"How shall I learn?"
"Practice!"
Kenny wheeled. Adam's careless dart had struck deep and sharp and it rankled.
"Very well, Adam," he said, "I'll practice on you."
Truth! Truth! he reflected passionately at the window. Was the world mad about it? And what was the matter with himself? Why did the romantic freaks of his fancy always fill him now with vague worry?
"What," gasped Adam, staring, "did you say?"
"I said," flung out Kenny, "that I'd practice telling the truth and I'd practice on you. And by Heaven I will!"
He wiped his forehead with a shaky hand. The room was warm, the lamp flickering hotly in the summer breeze. He thought of Joan and the ferry. Did she scull the old, flat-bottomed punt back and forth, back and forth, when the winter wind was howling up the river? What did she wear when winter settled, sharp and bleak, upon the ridge? Kenny shivered. He pictured her vividly in furs, warm and rosy, and hated the lynx-like eyes of the miser in the wheel-chair who doled out grudging pennies for nothing but his brandy. There was much that he could say if he told the truth; much the old man must be told if later Joan with her secret tears was to be saved the brunt of his hellish torment. He would force Adam Craig to stop the ferry. He would force him to buy furs. He would force him to endorse Mr. Abbott and his kindness, force him to grant Joan her books and the right to study, if she chose. Why in Heaven's name should she creep through rain and snow and shadows to the refuge in the pines?

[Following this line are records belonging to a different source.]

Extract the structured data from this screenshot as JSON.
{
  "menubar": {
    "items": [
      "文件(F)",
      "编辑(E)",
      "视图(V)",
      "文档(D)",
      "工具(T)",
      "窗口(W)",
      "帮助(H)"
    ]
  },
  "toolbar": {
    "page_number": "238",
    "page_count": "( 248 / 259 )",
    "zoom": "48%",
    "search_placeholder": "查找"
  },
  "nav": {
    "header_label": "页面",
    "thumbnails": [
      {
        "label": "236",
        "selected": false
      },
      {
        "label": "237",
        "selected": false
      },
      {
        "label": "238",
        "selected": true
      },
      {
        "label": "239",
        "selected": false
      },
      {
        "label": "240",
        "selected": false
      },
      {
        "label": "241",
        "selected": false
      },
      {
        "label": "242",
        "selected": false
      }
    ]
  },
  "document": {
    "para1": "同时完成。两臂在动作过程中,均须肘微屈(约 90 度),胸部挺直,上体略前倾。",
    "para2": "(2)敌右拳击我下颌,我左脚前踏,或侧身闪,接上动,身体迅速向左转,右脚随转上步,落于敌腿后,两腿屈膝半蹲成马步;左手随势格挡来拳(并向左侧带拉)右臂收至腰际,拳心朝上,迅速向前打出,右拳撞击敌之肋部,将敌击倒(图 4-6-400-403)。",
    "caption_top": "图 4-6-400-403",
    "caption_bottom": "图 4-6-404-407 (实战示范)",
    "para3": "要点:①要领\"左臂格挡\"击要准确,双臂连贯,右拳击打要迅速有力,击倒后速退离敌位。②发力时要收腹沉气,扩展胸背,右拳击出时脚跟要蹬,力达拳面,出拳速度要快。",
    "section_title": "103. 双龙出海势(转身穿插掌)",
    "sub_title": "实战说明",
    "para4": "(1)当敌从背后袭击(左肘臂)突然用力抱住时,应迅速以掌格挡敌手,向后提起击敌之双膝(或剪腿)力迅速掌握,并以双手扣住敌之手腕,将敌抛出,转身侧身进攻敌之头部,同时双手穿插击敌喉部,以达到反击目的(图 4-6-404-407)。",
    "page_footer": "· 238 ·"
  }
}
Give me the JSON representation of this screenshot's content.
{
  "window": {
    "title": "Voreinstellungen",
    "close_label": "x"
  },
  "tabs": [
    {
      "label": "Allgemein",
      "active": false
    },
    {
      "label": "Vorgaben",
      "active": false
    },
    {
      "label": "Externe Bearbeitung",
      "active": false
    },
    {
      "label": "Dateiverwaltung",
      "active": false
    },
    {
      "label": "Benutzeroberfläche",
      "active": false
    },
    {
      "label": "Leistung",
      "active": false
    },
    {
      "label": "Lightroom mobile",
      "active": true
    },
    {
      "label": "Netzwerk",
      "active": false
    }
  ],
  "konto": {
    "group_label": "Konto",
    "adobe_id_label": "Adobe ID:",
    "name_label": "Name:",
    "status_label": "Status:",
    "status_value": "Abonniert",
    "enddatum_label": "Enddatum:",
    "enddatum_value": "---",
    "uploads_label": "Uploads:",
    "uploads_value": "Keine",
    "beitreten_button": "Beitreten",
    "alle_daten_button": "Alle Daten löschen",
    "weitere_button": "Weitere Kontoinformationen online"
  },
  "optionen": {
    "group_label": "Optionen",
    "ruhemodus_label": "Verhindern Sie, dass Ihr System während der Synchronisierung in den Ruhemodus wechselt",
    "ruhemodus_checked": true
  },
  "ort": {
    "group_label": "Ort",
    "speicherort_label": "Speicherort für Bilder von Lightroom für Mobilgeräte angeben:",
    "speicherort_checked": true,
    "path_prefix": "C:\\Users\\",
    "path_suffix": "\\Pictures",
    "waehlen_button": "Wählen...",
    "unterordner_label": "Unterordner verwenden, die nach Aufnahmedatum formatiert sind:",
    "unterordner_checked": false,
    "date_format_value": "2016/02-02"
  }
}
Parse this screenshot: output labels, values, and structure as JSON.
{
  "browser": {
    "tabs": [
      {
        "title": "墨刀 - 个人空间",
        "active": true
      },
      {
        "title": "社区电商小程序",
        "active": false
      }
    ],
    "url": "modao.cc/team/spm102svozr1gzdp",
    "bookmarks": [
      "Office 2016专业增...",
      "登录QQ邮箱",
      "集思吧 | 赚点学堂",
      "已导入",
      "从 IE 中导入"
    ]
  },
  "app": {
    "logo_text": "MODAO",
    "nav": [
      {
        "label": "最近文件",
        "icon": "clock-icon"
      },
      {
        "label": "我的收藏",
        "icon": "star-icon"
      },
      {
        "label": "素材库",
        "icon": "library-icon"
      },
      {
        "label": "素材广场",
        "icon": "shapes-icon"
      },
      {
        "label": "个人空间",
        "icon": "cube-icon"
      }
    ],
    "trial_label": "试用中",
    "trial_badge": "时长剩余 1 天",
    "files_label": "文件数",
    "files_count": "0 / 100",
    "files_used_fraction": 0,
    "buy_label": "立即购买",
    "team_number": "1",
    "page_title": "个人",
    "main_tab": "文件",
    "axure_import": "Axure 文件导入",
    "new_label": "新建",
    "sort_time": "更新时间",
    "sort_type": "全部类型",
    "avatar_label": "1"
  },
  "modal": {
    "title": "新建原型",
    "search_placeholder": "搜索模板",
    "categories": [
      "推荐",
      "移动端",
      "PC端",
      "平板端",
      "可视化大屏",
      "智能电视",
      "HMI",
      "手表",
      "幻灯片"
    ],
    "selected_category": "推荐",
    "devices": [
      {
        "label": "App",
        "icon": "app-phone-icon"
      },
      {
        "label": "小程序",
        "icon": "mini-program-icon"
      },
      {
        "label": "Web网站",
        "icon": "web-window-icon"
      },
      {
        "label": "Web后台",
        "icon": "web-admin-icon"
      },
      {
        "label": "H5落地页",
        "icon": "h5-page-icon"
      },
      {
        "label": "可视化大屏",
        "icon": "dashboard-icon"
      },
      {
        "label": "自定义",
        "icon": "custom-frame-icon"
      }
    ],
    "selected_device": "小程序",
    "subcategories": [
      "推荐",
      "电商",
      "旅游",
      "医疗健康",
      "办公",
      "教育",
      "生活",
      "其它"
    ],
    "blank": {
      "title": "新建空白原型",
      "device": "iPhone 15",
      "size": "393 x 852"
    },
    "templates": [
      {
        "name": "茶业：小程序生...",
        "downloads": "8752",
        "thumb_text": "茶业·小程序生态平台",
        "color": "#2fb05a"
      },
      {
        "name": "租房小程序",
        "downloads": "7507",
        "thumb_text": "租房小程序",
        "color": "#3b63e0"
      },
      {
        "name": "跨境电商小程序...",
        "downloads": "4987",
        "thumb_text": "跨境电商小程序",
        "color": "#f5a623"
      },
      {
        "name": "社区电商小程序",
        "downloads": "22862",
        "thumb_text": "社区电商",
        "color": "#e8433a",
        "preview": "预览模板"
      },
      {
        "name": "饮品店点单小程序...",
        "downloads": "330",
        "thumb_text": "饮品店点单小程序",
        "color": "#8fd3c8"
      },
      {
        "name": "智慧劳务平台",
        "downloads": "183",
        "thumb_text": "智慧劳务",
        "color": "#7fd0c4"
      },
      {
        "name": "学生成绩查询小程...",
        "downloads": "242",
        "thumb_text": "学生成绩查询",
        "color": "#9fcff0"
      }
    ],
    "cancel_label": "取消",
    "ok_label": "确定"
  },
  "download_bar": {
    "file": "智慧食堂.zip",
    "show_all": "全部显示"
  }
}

He was dangerously excited with the fever of the old crusader in his veins. And then he thought of the trust in Joan's eyes when his tongue rambled, and went cold with shame. He must learn to tell the truth. He would practice for his own sake—and for the sake of Joan.
With a sense of shock he realized that he had been very far away. Adam was choking and wheezing and gasping himself into weakness.